Business Model and Core Product Line-ups: Foxconn's business model revolves around original equipment manufacturers (OEMs) and focuses on technology, speed, quality, flexibility, and cost efficiency. The company specializes in manufacturing smart consumer electronics, cloud and networking solutions, computing products, and various components. With over 54,253 patents, Foxconn has established itself as a leader in research and development, with facilities in multiple countries.

Performance and Financials: For the quarter ending September 30, Foxconn reported robust financials, with a 24% increase in revenue compared to the previous year. The company's net profit also saw a 5% rise. However, November's revenue witnessed a 29% drop, primarily attributed to production issues stemming from the protests in China. Despite this, Foxconn's share price has remained relatively stable, declining only 1.91% over the past twelve months.
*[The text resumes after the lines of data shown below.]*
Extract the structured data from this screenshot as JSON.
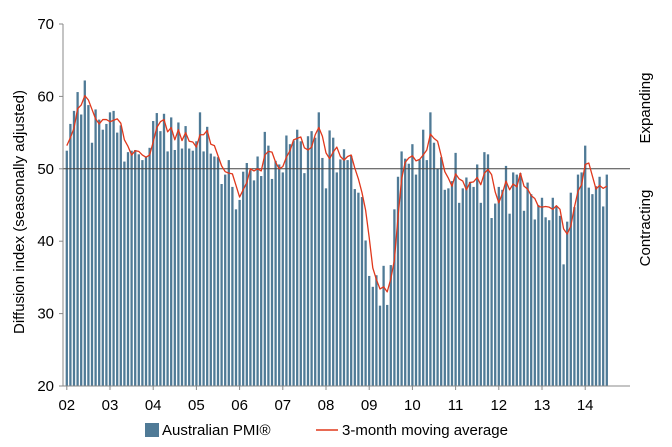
{
  "chart_data": {
    "type": "bar",
    "ylabel": "Diffusion index (seasonally adjusted)",
    "ylim": [
      20,
      70
    ],
    "yticks": [
      20,
      30,
      40,
      50,
      60,
      70
    ],
    "xticks": [
      "02",
      "03",
      "04",
      "05",
      "06",
      "07",
      "08",
      "09",
      "10",
      "11",
      "12",
      "13",
      "14"
    ],
    "reference_line": 50,
    "zone_labels": {
      "upper": "Expanding",
      "lower": "Contracting"
    },
    "grid": false,
    "legend_position": "bottom",
    "series": [
      {
        "name": "Australian PMI®",
        "type": "bar",
        "color": "#4f7a96",
        "start": "2002-01",
        "values": [
          52.5,
          56.2,
          58,
          60.6,
          57.5,
          62.2,
          58.8,
          53.6,
          58.2,
          56.8,
          55.4,
          56.2,
          57.8,
          58,
          55,
          56,
          51,
          52.3,
          52.5,
          52.6,
          52,
          51.2,
          51.7,
          52.9,
          56.6,
          57.7,
          55.2,
          57.6,
          52.4,
          57.1,
          52.6,
          56.4,
          52.8,
          55.9,
          52.8,
          52.5,
          53.8,
          57.8,
          52.4,
          55.8,
          52.1,
          51.7,
          51.6,
          47.9,
          49.2,
          51.2,
          47.5,
          44.4,
          45.7,
          49.6,
          50.8,
          49.8,
          48.4,
          51.7,
          49,
          55.1,
          53.2,
          48.6,
          51.1,
          50.6,
          49.5,
          54.6,
          53.4,
          53.9,
          55.4,
          53.8,
          49.4,
          54.5,
          55.2,
          54.3,
          57.8,
          51.5,
          47.3,
          55.3,
          54.3,
          49.5,
          51.3,
          52.7,
          51.2,
          51.8,
          47.2,
          46.7,
          46.1,
          40.1,
          35.2,
          33.7,
          35.3,
          31.1,
          36.6,
          31.2,
          36.7,
          44.4,
          48.9,
          52.4,
          51.4,
          50.7,
          53.4,
          49.2,
          51.3,
          55.4,
          51.2,
          57.8,
          53.6,
          50,
          51.6,
          47.1,
          47.3,
          48.3,
          52.2,
          45.3,
          47.3,
          48.8,
          48.2,
          47.5,
          50.6,
          45.3,
          52.3,
          52,
          43.2,
          45.2,
          47.5,
          47.1,
          50.4,
          43.8,
          49.5,
          49.2,
          49.4,
          44.2,
          48.1,
          46.5,
          43,
          45,
          46,
          43.3,
          42.9,
          46,
          44.8,
          43.5,
          36.8,
          42.7,
          46.7,
          44.7,
          49.2,
          49.5,
          53.2,
          47.4,
          46.5,
          47.6,
          48.9,
          44.8,
          49.2
        ]
      },
      {
        "name": "3-month moving average",
        "type": "line",
        "color": "#e0381c",
        "start": "2002-01",
        "values": [
          53.2,
          54.3,
          55.6,
          58.3,
          58.8,
          60.1,
          59.5,
          58.2,
          56.9,
          56.2,
          56.8,
          56.8,
          56.5,
          56.7,
          56.9,
          56.3,
          54,
          53.1,
          51.9,
          52.5,
          52.4,
          51.9,
          51.6,
          51.9,
          53.7,
          55.7,
          56.5,
          56.8,
          55.1,
          55.7,
          54,
          55.4,
          53.9,
          55,
          53.8,
          53.7,
          53,
          54.7,
          54.7,
          55.3,
          53.4,
          53.2,
          51.8,
          50.4,
          49.6,
          49.4,
          49.3,
          47.7,
          46.1,
          47.1,
          48.1,
          50,
          49.7,
          50,
          49.7,
          51.9,
          52.4,
          52.3,
          50.9,
          50,
          50.3,
          51.6,
          52.5,
          54,
          54.2,
          54.4,
          52.9,
          52.6,
          53,
          54.7,
          55.7,
          54.5,
          52.2,
          51.4,
          52.3,
          53,
          51.7,
          51.2,
          51.7,
          51.9,
          50.1,
          48.6,
          46.7,
          44.3,
          40.5,
          36.3,
          34.7,
          33.4,
          33.7,
          33,
          34.8,
          37.4,
          43.3,
          48.6,
          50.9,
          51.5,
          51.8,
          51.1,
          51.3,
          51.9,
          52.6,
          54.8,
          54.2,
          53.8,
          51.8,
          49.6,
          48.7,
          47.6,
          49.3,
          48.6,
          48.3,
          47.1,
          48.1,
          48.2,
          48.8,
          47.8,
          49.4,
          49.9,
          49.2,
          46.8,
          45.3,
          46.6,
          48.3,
          47.1,
          47.9,
          47.5,
          49.4,
          47.6,
          47.2,
          46.3,
          45.9,
          44.8,
          44.7,
          44.8,
          44.7,
          44.4,
          44.9,
          44.4,
          41.7,
          41,
          42.1,
          44.7,
          46.9,
          47.8,
          50.6,
          50.8,
          49,
          47.2,
          47.7,
          47.3,
          47.6
        ]
      }
    ]
  }
}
Diversification and Subsidiaries: Over the years, Foxconn has diversified its portfolio through the acquisition of several brands. Subsidiaries of Hon Hai Precision Industry include Sharp Corporation, Belkin, FIH Mobile, and Smart Technologies. Apple continues to be Foxconn's major client, contributing around 50% of the company's revenue.

Future Ventures: Looking ahead, Foxconn is not solely reliant on its historical success in electronic manufacturing. The company has entered the medical device manufacturing sector and has recently forayed into electric vehicles (EV). Foxconn is part of the MIH consortium, releasing two electric vehicle concepts. The company aims to leverage its success in contract manufacturing for electronics into the EV sector, even expressing interest in manufacturing cars for Tesla.

In conclusion, Foxconn Technology Group's resilience, adaptability, and diversification efforts position it as a key player in the ever-evolving landscape of global technology manufacturing. Despite challenges, the company's strategic moves into new sectors indicate a commitment to innovation and sustainable growth.